Comenzábamos trayendo a colación una cita de Altazor. Apenas dos versos antes de los mentados, Huidobro escribía: «Dolor de ser isla / Bárbaro limpio de rutinas y caminos marcados». La obra poética de Isla Correyero ha transcurrido siempre, sin rodeos ni atajos, por las rutas menos transitadas, mostrándonos ferozmente uno u otro de los perfiles de algún calvario, el dolor —a su pesar— de ser Isla.

NO FLUYE SANGRE

No he venido a traerte la violencia que habita en mi corazón.

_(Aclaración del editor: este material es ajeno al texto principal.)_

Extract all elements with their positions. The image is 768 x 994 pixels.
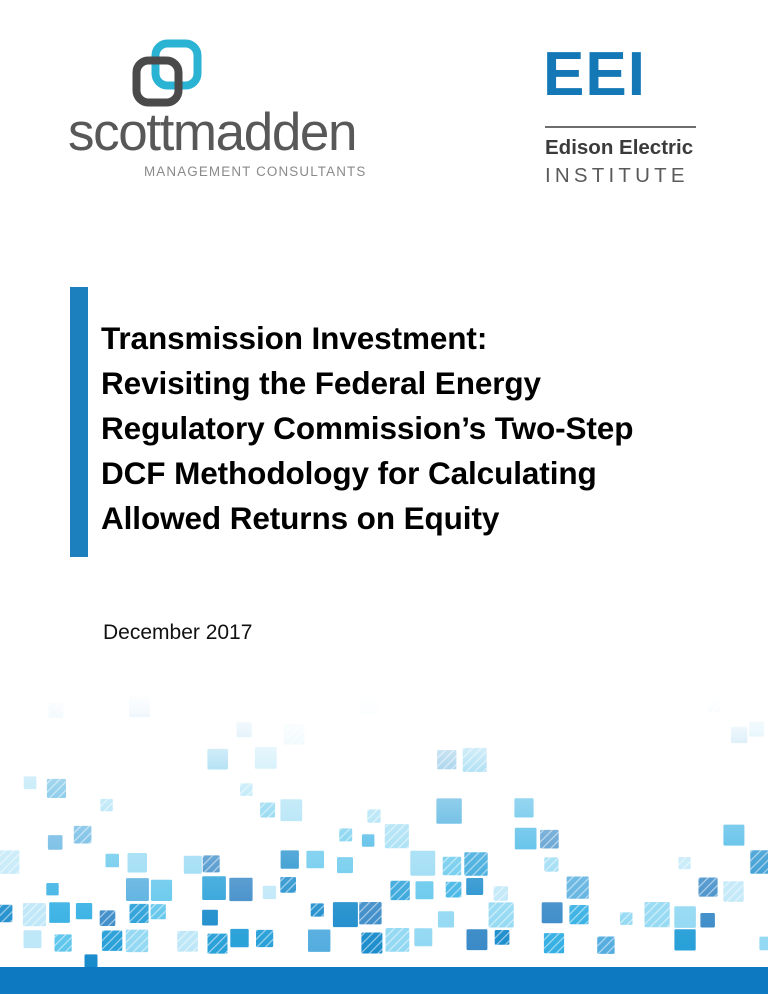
mosaic-square-hatch (311, 903, 324, 916)
mosaic-square (410, 851, 435, 876)
mosaic-square-hatch (0, 905, 12, 922)
mosaic-square (308, 930, 330, 952)
mosaic-square-hatch (679, 857, 691, 869)
eei-divider-rule (545, 126, 696, 128)
mosaic-square (466, 878, 483, 895)
mosaic-square (202, 910, 218, 926)
mosaic-square (263, 886, 276, 899)
mosaic-square (280, 799, 302, 821)
mosaic-square (749, 722, 764, 737)
mosaic-square (106, 854, 120, 868)
mosaic-square-hatch (74, 826, 92, 844)
document-cover-page: scottmadden MANAGEMENT CONSULTANTS EEI E… (0, 0, 768, 994)
mosaic-square-hatch (49, 703, 64, 718)
mosaic-square (46, 883, 58, 895)
mosaic-square-hatch (750, 850, 768, 874)
mosaic-square (731, 727, 747, 743)
mosaic-square-hatch (544, 857, 558, 871)
mosaic-square (333, 902, 358, 927)
mosaic-square-hatch (55, 934, 72, 951)
mosaic-square-hatch (339, 828, 352, 841)
title-line: Transmission Investment: (101, 316, 701, 361)
mosaic-square (24, 930, 42, 948)
mosaic-square (700, 913, 715, 928)
mosaic-square (281, 850, 299, 868)
mosaic-square-hatch (446, 882, 462, 898)
title-line: Regulatory Commission’s Two-Step (101, 406, 701, 451)
mosaic-square-hatch (256, 930, 273, 947)
mosaic-square-hatch (367, 809, 380, 822)
bottom-accent-bar (0, 967, 768, 994)
mosaic-square (467, 929, 488, 950)
mosaic-square-hatch (23, 903, 46, 926)
mosaic-square (514, 798, 533, 817)
mosaic-square (436, 798, 461, 823)
mosaic-square-hatch (151, 904, 166, 919)
mosaic-square (515, 828, 537, 850)
mosaic-square (414, 928, 432, 946)
mosaic-square-hatch (361, 933, 382, 954)
mosaic-square (129, 696, 150, 717)
mosaic-square-hatch (260, 803, 275, 818)
mosaic-square-hatch (620, 912, 633, 925)
mosaic-square (24, 776, 37, 789)
mosaic-square-hatch (709, 700, 721, 712)
mosaic-square-hatch (284, 724, 305, 745)
mosaic-square-hatch (489, 902, 514, 927)
publication-date: December 2017 (103, 620, 252, 646)
mosaic-square-hatch (102, 931, 122, 951)
mosaic-square-hatch (47, 779, 66, 798)
mosaic-square-hatch (443, 857, 462, 876)
eei-initials: EEI (543, 40, 646, 110)
title-accent-bar (70, 287, 88, 557)
mosaic-square-hatch (386, 928, 410, 952)
mosaic-square (76, 903, 92, 919)
mosaic-square (255, 747, 277, 769)
mosaic-square (48, 835, 63, 850)
mosaic-square-hatch (390, 881, 409, 900)
mosaic-square (85, 954, 98, 967)
scottmadden-tagline: MANAGEMENT CONSULTANTS (144, 164, 366, 180)
mosaic-square (229, 878, 252, 901)
mosaic-square-hatch (130, 904, 149, 923)
mosaic-square-hatch (0, 850, 19, 874)
scottmadden-wordmark: scottmadden (68, 104, 378, 162)
title-line: DCF Methodology for Calculating (101, 451, 701, 496)
mosaic-square (207, 749, 228, 770)
mosaic-square-hatch (544, 933, 564, 953)
eei-institute-label: INSTITUTE (545, 163, 689, 189)
mosaic-square-hatch (280, 877, 296, 893)
title-line: Allowed Returns on Equity (101, 496, 701, 541)
mosaic-square (674, 906, 696, 928)
mosaic-square-hatch (645, 902, 670, 927)
mosaic-square-hatch (463, 748, 487, 772)
eei-logo: EEI Edison Electric INSTITUTE (540, 40, 715, 182)
mosaic-square (360, 696, 379, 715)
mosaic-square-hatch (495, 930, 510, 945)
title-block: Transmission Investment: Revisiting the … (70, 287, 690, 557)
eei-organization-name: Edison Electric (545, 135, 693, 161)
mosaic-square (230, 929, 248, 947)
mosaic-square-hatch (597, 937, 614, 954)
mosaic-square (126, 878, 149, 901)
mosaic-square-hatch (203, 855, 220, 872)
mosaic-square-hatch (359, 902, 381, 924)
mosaic-square (759, 937, 768, 951)
mosaic-square (151, 880, 172, 901)
mosaic-square-hatch (385, 824, 409, 848)
mosaic-square (542, 902, 563, 923)
mosaic-square-hatch (569, 905, 588, 924)
mosaic-square (128, 853, 148, 873)
mosaic-square (674, 929, 695, 950)
mosaic-square-hatch (177, 931, 198, 952)
mosaic-square (306, 851, 324, 869)
mosaic-canvas (0, 694, 768, 994)
mosaic-square-hatch (494, 886, 508, 900)
mosaic-square-hatch (540, 830, 559, 849)
footer-mosaic-decoration (0, 694, 768, 994)
mosaic-square (723, 825, 744, 846)
mosaic-square (202, 876, 226, 900)
mosaic-square-hatch (567, 877, 589, 899)
mosaic-square (184, 856, 202, 874)
mosaic-square (237, 722, 252, 737)
mosaic-square-hatch (126, 930, 149, 953)
scottmadden-logo: scottmadden MANAGEMENT CONSULTANTS (68, 38, 378, 178)
mosaic-square-hatch (208, 934, 228, 954)
scottmadden-interlocking-squares-icon (130, 38, 206, 110)
title-line: Revisiting the Federal Energy (101, 361, 701, 406)
mosaic-square (362, 834, 375, 847)
mosaic-square-hatch (723, 881, 743, 901)
mosaic-square-hatch (699, 878, 718, 897)
mosaic-square-hatch (437, 750, 456, 769)
page-title: Transmission Investment: Revisiting the … (101, 316, 701, 541)
mosaic-square-hatch (240, 783, 253, 796)
mosaic-square (416, 881, 434, 899)
mosaic-square (49, 902, 70, 923)
mosaic-square-hatch (464, 852, 487, 875)
mosaic-square-hatch (100, 910, 116, 926)
mosaic-square (438, 911, 454, 927)
mosaic-square (337, 857, 353, 873)
mosaic-square-hatch (100, 799, 112, 811)
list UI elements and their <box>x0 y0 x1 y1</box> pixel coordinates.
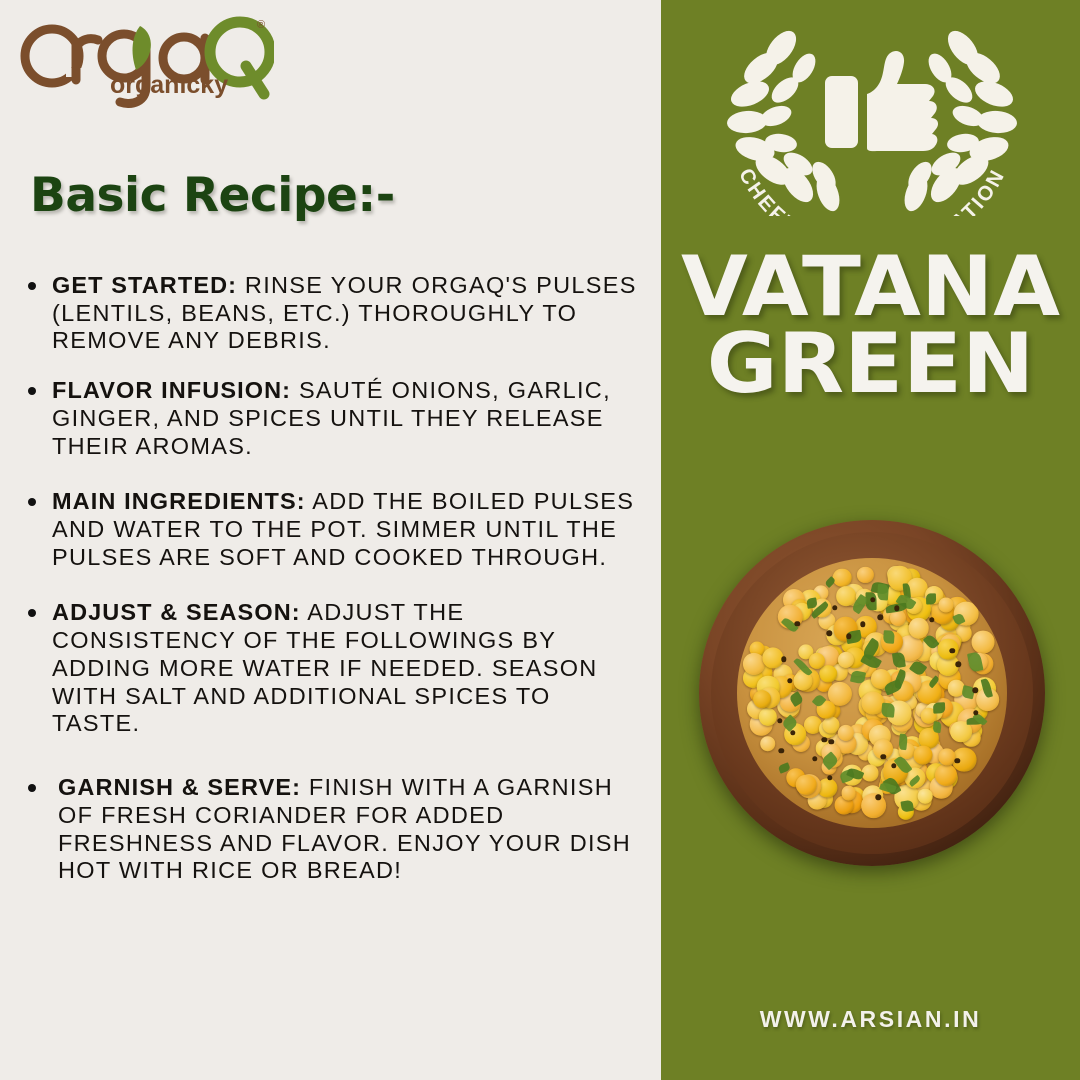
bullet-icon <box>28 784 36 792</box>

No he venido a mostrarte mis ojos despintados y mi último vestido.

No he venido a distraerte ni a olvidar.

Ni vengo a matarte ni a vivir de tu sombra.

He venido a verte envejecer y a que en tu
decadencia me veas como nunca me viste:

Fría, paciente y azul como un cadáver.

MARÍA A JESÚS

Dame un lugar en tu cabeza, hijo.

Dime dónde puedo quedarme para verte,
oírte, vacilar, beber tu sangre cálida de
hijo pálido en un cuenco.

Saber de ti como una lumbre sabe dónde está la ceniza.

Préstame tus ojos en mi oscuridad.

Lo que acaba de ti y a mí regresa,
lo que renace,
tu silencio,
la boca con que comes las piedras y la
fruta,

el sueño, la sangre de tu madre, mi sangre que
está en ti.

La tristeza que tienes y me ocultas.